In his first year of college in 2007, when Yom Kippur (the holiest day of the year in Judaism; a fast day that is the "Day of Atonement") fell on a Saturday, he fasted until an hour before the Big Ten Conference opener against Iowa started that night. Carimi said, "Religion is a part of me, and I don't want to just say I'm Jewish. I actually do make sacrifices that I know are hard choices." At the 2011 NFL combine, when asked whether he would play on Yom Kippur in the NFL, he responded: "I already looked out over the next 15 years, and Yom Kippur doesn't fall on a Sunday."

As a college player he took the nickname "The Jewish Hammer" or "The Hammer". He explains that as The Hebrew Hammer was taken "they had to come up with something else", and that the "hammer" aspect refers to his penchant for throwing opposing players down on the field. A more recent nickname, following his being picked by the Chicago Bears, is "The Bear Jew", a reference to a character in the 2009 film Inglourious Basterds. One of his favorite Jewish football players was a former Badger, Matt Bernstein, and he looks to 49ers former offensive linesman Harris Barton as a role model.
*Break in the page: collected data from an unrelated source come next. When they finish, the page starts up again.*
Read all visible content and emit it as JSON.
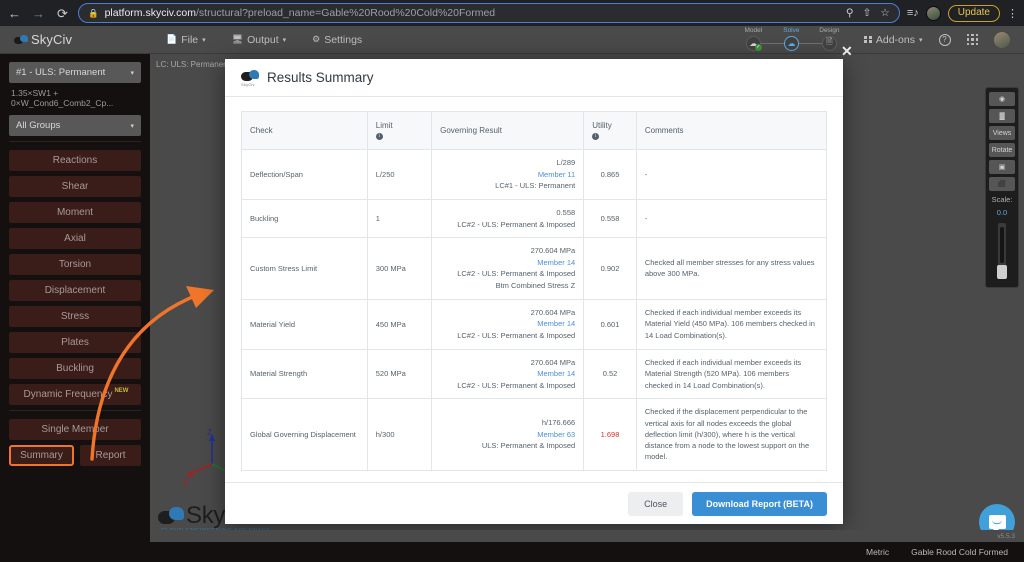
{
  "browser": {
    "back_icon": "back-arrow",
    "forward_icon": "forward-arrow",
    "reload_icon": "reload",
    "lock_icon": "lock",
    "url_domain": "platform.skyciv.com",
    "url_path": "/structural?preload_name=Gable%20Rood%20Cold%20Formed",
    "search_icon": "search-icon",
    "share_icon": "share-icon",
    "bookmark_icon": "star-icon",
    "extension_icon": "reading-list-icon",
    "profile_icon": "profile-avatar",
    "update_label": "Update",
    "menu_icon": "kebab-menu-icon"
  },
  "app_header": {
    "brand": "SkyCiv",
    "menus": [
      {
        "label": "File",
        "icon": "file-icon",
        "caret": "▾"
      },
      {
        "label": "Output",
        "icon": "monitor-icon",
        "caret": "▾"
      },
      {
        "label": "Settings",
        "icon": "gear-icon",
        "caret": ""
      }
    ],
    "stages": [
      {
        "label": "Model",
        "icon": "cloud-icon",
        "active": false,
        "check": "✓"
      },
      {
        "label": "Solve",
        "icon": "cloud-icon",
        "active": true,
        "check": ""
      },
      {
        "label": "Design",
        "icon": "doc-icon",
        "active": false,
        "check": ""
      }
    ],
    "addons_label": "Add-ons",
    "addons_caret": "▾",
    "help_label": "?",
    "apps_icon": "apps-grid-icon",
    "avatar_icon": "user-avatar"
  },
  "sidebar": {
    "load_combo": "#1 - ULS: Permanent",
    "load_combo_caret": "▾",
    "load_combo_detail": "1.35×SW1 + 0×W_Cond6_Comb2_Cp...",
    "group_select": "All Groups",
    "group_select_caret": "▾",
    "result_buttons": [
      "Reactions",
      "Shear",
      "Moment",
      "Axial",
      "Torsion",
      "Displacement",
      "Stress",
      "Plates",
      "Buckling"
    ],
    "dynamic_frequency": "Dynamic Frequency",
    "dynamic_frequency_badge": "NEW",
    "single_member": "Single Member",
    "summary": "Summary",
    "report": "Report"
  },
  "viewport": {
    "load_case_label": "LC: ULS: Permanent",
    "axis_z": "Z",
    "axis_y": "Y",
    "axis_x": "X",
    "watermark": "SkyCiv",
    "watermark_sub": "CLOUD ENGINEERING SOFTWARE"
  },
  "right_toolbar": {
    "buttons": [
      {
        "name": "visibility-icon",
        "glyph": "◉"
      },
      {
        "name": "chart-icon",
        "glyph": "▓"
      },
      {
        "name": "views-button",
        "glyph": "Views"
      },
      {
        "name": "rotate-button",
        "glyph": "Rotate"
      },
      {
        "name": "camera-icon",
        "glyph": "▣"
      },
      {
        "name": "render-cube-icon",
        "glyph": "⬛"
      }
    ],
    "scale_label": "Scale:",
    "scale_value": "0.0"
  },
  "modal": {
    "title": "Results Summary",
    "close_icon": "✕",
    "columns": [
      {
        "label": "Check",
        "info": false
      },
      {
        "label": "Limit",
        "info": true
      },
      {
        "label": "Governing Result",
        "info": false
      },
      {
        "label": "Utility",
        "info": true
      },
      {
        "label": "Comments",
        "info": false
      }
    ],
    "info_glyph": "i",
    "rows": [
      {
        "check": "Deflection/Span",
        "limit": "L/250",
        "gov_value": "L/289",
        "gov_member": "Member 11",
        "gov_case": "LC#1 - ULS: Permanent",
        "gov_extra": "",
        "utility": "0.865",
        "alarm": false,
        "comments": "-"
      },
      {
        "check": "Buckling",
        "limit": "1",
        "gov_value": "0.558",
        "gov_member": "",
        "gov_case": "LC#2 - ULS: Permanent & Imposed",
        "gov_extra": "",
        "utility": "0.558",
        "alarm": false,
        "comments": "-"
      },
      {
        "check": "Custom Stress Limit",
        "limit": "300 MPa",
        "gov_value": "270.604 MPa",
        "gov_member": "Member 14",
        "gov_case": "LC#2 - ULS: Permanent & Imposed",
        "gov_extra": "Btm Combined Stress Z",
        "utility": "0.902",
        "alarm": false,
        "comments": "Checked all member stresses for any stress values above 300 MPa."
      },
      {
        "check": "Material Yield",
        "limit": "450 MPa",
        "gov_value": "270.604 MPa",
        "gov_member": "Member 14",
        "gov_case": "LC#2 - ULS: Permanent & Imposed",
        "gov_extra": "",
        "utility": "0.601",
        "alarm": false,
        "comments": "Checked if each individual member exceeds its Material Yield (450 MPa). 106 members checked in 14 Load Combination(s)."
      },
      {
        "check": "Material Strength",
        "limit": "520 MPa",
        "gov_value": "270.604 MPa",
        "gov_member": "Member 14",
        "gov_case": "LC#2 - ULS: Permanent & Imposed",
        "gov_extra": "",
        "utility": "0.52",
        "alarm": false,
        "comments": "Checked if each individual member exceeds its Material Strength (520 MPa). 106 members checked in 14 Load Combination(s)."
      },
      {
        "check": "Global Governing Displacement",
        "limit": "h/300",
        "gov_value": "h/176.666",
        "gov_member": "Member 63",
        "gov_case": "ULS: Permanent & Imposed",
        "gov_extra": "",
        "utility": "1.698",
        "alarm": true,
        "comments": "Checked if the displacement perpendicular to the vertical axis for all nodes exceeds the global deflection limit (h/300), where h is the vertical distance from a node to the lowest support on the model."
      }
    ],
    "close_button": "Close",
    "download_button": "Download Report (BETA)"
  },
  "chat": {
    "icon": "chat-bubble-icon"
  },
  "footer": {
    "version": "v5.5.3",
    "units": "Metric",
    "model_name": "Gable Rood Cold Formed"
  },
  "colors": {
    "accent_blue": "#3a8fd4",
    "link_blue": "#4a90d9",
    "alarm_red": "#d9342b",
    "highlight_orange": "#f0752a"
  }
}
His uncle suffered from leukemia as a child and underwent chemotherapy while he was in second grade, losing his hair in the process and ultimately passing away at the age of nine. He was mentioned often in family discussions. Carimi thought he would do something "that wouldn't take a lot of my time but would help other people." He grew his hair out for 20 months, until it was long enough in 2010 to donate to Locks of Love—a charity that makes wigs out of donated hair to help poor children suffering from illnesses that cause long-term hair loss. Carimi is married to former UW-Milwaukee basketball player/model Danielle Jorgenson. The couple have two children: a son and a daughter.